At the High-Level Dialogue on Clean Cooking co-convened by the International Energy Agency (IEA), Kenya, Norway, and the United States, one message was unmistakable: clean cooking has moved to the center of the global energy agenda. Universal access to clean cooking in Africa is now framed around a 2040 milestone. A Clean Cooking Summit will take place in Nairobi in July 2026. The IEA will assume the Secretariat role of the Clean Cooking Alliance (CCA), signaling a new phase of coordination and leadership. Major financial signals have also emerged, including a US Clean Cooking Accelerator and expanded investment under Mission 300. The scale of the challenge is clear: Africa alone requires approximately USD 2 billion annually to achieve universal access.

This momentum matters. But pledges must now translate into delivery

Clean cooking is not a peripheral social issue. It is energy security, economic policy, climate credibility, and human dignity. Governments are beginning to show what this looks like in practice, from regulatory reforms and fiscal incentives to delivery-unit models that accelerate implementation. Industry actors insist the barrier is no longer technology or supply; it is policy, regulation, and finance architecture. Public finance must be catalytic. Carbon markets under Article 6 may help unlock scale, but only if designed to support access and integrity.

Women in the driver’s seat

Yet one critical dimension must not be overlooked: women are not only beneficiaries of clean cooking. They are drivers of the transition. Too often, women are framed primarily as victims of energy poverty. Yes, they bear the greatest burden of cooking with polluting fuels and the severe health impacts that follow. But women are also entrepreneurs, financiers, community mobilisers, and market builders.

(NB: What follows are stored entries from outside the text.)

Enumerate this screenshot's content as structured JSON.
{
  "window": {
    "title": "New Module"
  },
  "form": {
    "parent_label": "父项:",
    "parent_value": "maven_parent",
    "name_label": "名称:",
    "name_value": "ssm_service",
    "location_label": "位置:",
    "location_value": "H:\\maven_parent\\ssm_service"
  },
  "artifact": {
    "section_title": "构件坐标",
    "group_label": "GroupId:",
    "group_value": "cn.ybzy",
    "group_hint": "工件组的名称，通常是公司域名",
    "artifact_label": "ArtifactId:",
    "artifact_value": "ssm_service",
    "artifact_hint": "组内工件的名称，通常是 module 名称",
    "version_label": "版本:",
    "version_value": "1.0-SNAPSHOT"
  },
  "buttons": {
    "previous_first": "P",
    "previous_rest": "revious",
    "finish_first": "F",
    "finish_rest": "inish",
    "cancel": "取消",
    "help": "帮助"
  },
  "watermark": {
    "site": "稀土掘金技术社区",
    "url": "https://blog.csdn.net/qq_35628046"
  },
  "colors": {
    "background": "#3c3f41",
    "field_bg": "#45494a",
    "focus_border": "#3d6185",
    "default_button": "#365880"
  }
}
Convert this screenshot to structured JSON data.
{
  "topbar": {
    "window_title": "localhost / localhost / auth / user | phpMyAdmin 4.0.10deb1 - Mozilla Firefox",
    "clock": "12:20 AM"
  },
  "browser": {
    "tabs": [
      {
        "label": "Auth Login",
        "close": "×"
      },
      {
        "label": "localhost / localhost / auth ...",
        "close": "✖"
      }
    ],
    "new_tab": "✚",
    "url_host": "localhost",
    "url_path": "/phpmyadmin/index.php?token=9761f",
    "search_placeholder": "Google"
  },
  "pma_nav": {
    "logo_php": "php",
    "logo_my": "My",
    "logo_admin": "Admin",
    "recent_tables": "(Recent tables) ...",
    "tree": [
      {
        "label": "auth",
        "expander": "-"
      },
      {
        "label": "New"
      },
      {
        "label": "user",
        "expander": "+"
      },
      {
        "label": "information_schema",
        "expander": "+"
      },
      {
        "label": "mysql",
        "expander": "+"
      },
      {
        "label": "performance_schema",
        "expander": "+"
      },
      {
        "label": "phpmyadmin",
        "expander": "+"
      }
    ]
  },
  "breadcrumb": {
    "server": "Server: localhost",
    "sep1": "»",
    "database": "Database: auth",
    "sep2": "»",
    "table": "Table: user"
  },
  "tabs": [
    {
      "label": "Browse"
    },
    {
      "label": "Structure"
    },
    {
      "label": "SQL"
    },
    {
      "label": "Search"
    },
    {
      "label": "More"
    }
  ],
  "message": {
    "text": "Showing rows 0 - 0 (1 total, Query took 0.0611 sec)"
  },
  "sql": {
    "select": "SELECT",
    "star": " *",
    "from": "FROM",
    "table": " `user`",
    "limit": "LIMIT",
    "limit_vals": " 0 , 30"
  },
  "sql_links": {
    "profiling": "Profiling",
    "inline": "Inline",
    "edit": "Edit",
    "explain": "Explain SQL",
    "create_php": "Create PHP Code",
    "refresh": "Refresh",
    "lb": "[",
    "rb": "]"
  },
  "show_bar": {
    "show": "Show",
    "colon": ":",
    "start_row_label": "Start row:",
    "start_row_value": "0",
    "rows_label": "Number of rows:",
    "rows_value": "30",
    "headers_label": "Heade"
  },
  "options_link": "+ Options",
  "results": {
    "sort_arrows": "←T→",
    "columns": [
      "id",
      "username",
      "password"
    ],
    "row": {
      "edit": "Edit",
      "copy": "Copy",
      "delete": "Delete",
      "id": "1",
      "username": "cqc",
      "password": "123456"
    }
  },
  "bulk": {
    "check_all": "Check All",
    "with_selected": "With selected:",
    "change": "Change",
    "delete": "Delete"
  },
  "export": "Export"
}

Evidence from last-mile markets consistently shows that women entrepreneurs frequently outsell their male counterparts, sometimes by as much as three to one. Why? Because they leverage trusted social networks, understand household decision-making, and invest in product demonstration and after-sales service. They move beyond distribution to sustained adoption and behavior change. In many contexts, free stoves remain unused. Adoption requires trust, and women-led networks build that trust.

The benefits of clean cooking solutions in food processing chains

Clean cooking is also central to women’s productive uses of energy. ENERGIA’s research program on women and energy in food processing has documented the scale of women’s work in thermally intensive micro and small enterprises, drying, smoking, milling, catering, baking, and small restaurants. Across many contexts, women dominate these value chains. Without access to affordable, efficient, clean cooking and clean heat, their productivity is constrained, operating costs remain high, and health risks persist. Clean cooking solutions, whether LPG, electricity, or other context-appropriate technologies, can reduce fuel expenditures, increase profitability, improve working conditions, and enable business expansion. This is not only a household issue; it is an economic transformation issue.

Women’s lived experiences are essential to achieving scale and transformation

As the CCA transitions to the IEA, we strongly hope that its flagship programs, particularly mentoring for women in clean cooking and the Clean Cooking Women Leadership Award, will continue and be strengthened. These initiatives have been instrumental in recognizing, financing, and elevating women entrepreneurs across the value chain. Institutional transition should amplify, not dilute, this focus.

Looking ahead to the Nairobi Summit, we encourage the IEA and co-convenors to seize the opportunity to bring women entrepreneurs to the forefront of high-level panels. Women delivering clean cooking access in last-mile markets should not only be case studies; they should be speakers, decision-makers, and architects of the solutions. Their lived experience, market insight, and innovation are essential to achieving scale.

A shift in narrative is needed

The 2040 milestone is achievable. But it will require more than finance and policy reform. It requires a shift in narrative. Women are not simply end users of clean cooking. They are distributors, innovators, financiers, and accelerators across households and productive sectors alike.

If we align political commitment, enabling regulation, catalytic finance, and women’s leadership, clean cooking can become one of the most transformative and economically empowering energy transitions of our time.